- Born: 1844
- Died: 1911, aged 67
- Allegiance: British Empire
- Branch: Indian Medical Service
- Rank: Lieutenant colonel

= Atmaram Sadashiv Jayakar =

Indian naturalist, military physician and surgeon (1844–1911)

Atmaram Sadashiv Grandin/Grovindin Jayakar (1844–1911), known also as Muscati, was an Indian naturalist, military physician, and colonial administrator in the British Empire. Jayakar, who was of Marathi Pathare Prabhu origin, began his studies in India where he earned his Bachelors of Medicine and Surgery, and then went to England to complete his medical studies. Later, he returned to India to work in the Indian Medical Service, in which he ultimately achieved the rank of lieutenant colonel. In 1873, he was sent by the British Empire to the Sultanate of Muscat and Oman (an Arab country that was under a British protectorate) to deal with the health of the people of Muscat, in which capacity he also served as a personal physician to Sultan Turki bin Said. He was the acting political agent from 2 March 1889 to 30 March 1889, and again from 29 March 1890 to 30 November 1890, and the acting consul from 14 October 1891 to 27 November 1892, again from 19 April 1895 to 22 May 1895, and yet again from 12 June 1897 to 15 September 1897.

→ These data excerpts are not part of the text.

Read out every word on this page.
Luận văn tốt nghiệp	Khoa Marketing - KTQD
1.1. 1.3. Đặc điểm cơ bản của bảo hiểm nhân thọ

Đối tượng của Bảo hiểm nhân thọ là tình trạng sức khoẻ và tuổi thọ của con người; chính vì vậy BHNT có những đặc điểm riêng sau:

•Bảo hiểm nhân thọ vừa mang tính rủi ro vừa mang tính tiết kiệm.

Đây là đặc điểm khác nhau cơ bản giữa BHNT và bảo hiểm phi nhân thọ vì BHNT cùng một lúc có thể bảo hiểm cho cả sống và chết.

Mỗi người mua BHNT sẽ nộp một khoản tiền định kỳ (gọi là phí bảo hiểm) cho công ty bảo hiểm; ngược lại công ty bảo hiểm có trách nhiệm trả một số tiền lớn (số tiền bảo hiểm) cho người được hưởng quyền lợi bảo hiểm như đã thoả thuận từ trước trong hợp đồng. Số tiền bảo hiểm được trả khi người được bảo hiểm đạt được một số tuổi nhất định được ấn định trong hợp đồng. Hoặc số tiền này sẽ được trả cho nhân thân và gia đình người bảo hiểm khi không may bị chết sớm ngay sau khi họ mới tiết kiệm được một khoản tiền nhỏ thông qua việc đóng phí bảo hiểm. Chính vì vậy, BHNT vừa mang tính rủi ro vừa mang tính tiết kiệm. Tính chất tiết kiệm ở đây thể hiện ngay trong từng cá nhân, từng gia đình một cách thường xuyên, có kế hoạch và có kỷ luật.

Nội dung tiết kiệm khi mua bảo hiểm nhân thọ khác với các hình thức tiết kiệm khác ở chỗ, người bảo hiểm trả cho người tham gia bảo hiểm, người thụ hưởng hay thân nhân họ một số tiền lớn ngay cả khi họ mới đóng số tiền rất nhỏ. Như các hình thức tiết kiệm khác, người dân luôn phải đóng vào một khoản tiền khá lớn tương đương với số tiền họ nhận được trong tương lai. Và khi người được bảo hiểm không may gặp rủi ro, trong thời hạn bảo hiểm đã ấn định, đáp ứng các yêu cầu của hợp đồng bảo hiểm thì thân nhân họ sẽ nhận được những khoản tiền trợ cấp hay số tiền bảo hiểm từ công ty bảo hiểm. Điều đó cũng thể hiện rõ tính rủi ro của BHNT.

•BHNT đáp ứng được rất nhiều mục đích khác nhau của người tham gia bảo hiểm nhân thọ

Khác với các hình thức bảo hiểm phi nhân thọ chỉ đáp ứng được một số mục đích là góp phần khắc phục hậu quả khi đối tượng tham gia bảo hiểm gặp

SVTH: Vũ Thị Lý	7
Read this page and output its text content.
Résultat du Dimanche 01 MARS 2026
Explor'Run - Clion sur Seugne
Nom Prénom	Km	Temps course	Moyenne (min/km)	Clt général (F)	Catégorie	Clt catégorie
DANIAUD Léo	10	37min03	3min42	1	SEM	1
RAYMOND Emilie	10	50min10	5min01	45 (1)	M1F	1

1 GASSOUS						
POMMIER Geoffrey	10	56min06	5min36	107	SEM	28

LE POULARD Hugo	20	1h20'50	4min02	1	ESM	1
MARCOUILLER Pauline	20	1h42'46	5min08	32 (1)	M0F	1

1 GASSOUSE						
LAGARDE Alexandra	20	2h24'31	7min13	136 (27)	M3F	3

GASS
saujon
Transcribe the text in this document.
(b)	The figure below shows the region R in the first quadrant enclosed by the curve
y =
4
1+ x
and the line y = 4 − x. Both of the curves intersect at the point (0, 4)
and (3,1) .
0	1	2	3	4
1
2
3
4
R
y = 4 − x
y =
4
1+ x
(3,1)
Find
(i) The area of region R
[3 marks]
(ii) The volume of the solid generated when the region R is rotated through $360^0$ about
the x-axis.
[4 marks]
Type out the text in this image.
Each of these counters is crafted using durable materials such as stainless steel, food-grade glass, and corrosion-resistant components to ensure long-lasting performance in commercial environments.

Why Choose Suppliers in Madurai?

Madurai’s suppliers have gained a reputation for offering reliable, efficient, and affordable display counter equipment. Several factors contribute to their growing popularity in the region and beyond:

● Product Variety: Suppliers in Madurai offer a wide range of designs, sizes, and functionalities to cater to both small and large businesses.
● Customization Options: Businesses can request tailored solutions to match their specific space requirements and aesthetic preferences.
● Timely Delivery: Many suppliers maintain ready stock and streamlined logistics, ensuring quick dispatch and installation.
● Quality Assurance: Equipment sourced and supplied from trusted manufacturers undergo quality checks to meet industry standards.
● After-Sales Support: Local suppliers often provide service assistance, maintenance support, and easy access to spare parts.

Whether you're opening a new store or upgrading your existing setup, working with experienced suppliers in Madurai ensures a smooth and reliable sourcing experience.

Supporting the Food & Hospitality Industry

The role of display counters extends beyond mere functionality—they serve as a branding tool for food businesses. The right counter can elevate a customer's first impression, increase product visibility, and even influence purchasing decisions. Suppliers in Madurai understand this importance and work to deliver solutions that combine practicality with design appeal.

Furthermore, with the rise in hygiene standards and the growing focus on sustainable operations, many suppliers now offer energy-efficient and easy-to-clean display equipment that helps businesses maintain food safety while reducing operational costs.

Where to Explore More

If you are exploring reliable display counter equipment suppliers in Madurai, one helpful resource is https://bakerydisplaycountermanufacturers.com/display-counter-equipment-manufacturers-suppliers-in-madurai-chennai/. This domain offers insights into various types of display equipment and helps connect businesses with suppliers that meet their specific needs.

Stationed in Oman, he then began to take an interest in animal life, and for nearly thirty years studied and identified many species, including a species of tahr which now bears his name, Arabitragus jayakari, as well as twenty-two new species of fishes (including the eponymous Hippocampus jayakari), two species of snakes (including the eponymous Eryx jayakari), as well as lizards (including the eponymous Omanosaura jayakari) and invertebrates (including the eponymous Hottentotta jayakari). He also made contributions to linguistics, contributing a two-part grammatical sketch and lexicon of Omani Arabic, "The O'mánee Dialect of Arabic", to the Journal of the Royal Asiatic Society in 1889, and a grammatical sketch of Shihhi Arabic, "The Shahee dialect of Arabic", to The Journal of the Bombay Branch of the Royal Asiatic Society in 1904, as well as a collection titled Omani Proverbs in 1900 (published posthumously as a book in 1987). He also contributed to Indian government publications with medical reports such as a "Medical Topography of Muscat" in 1877, and a "Report on the Recent Epidemic of Cholera in Maskat and Matrah" in 1900.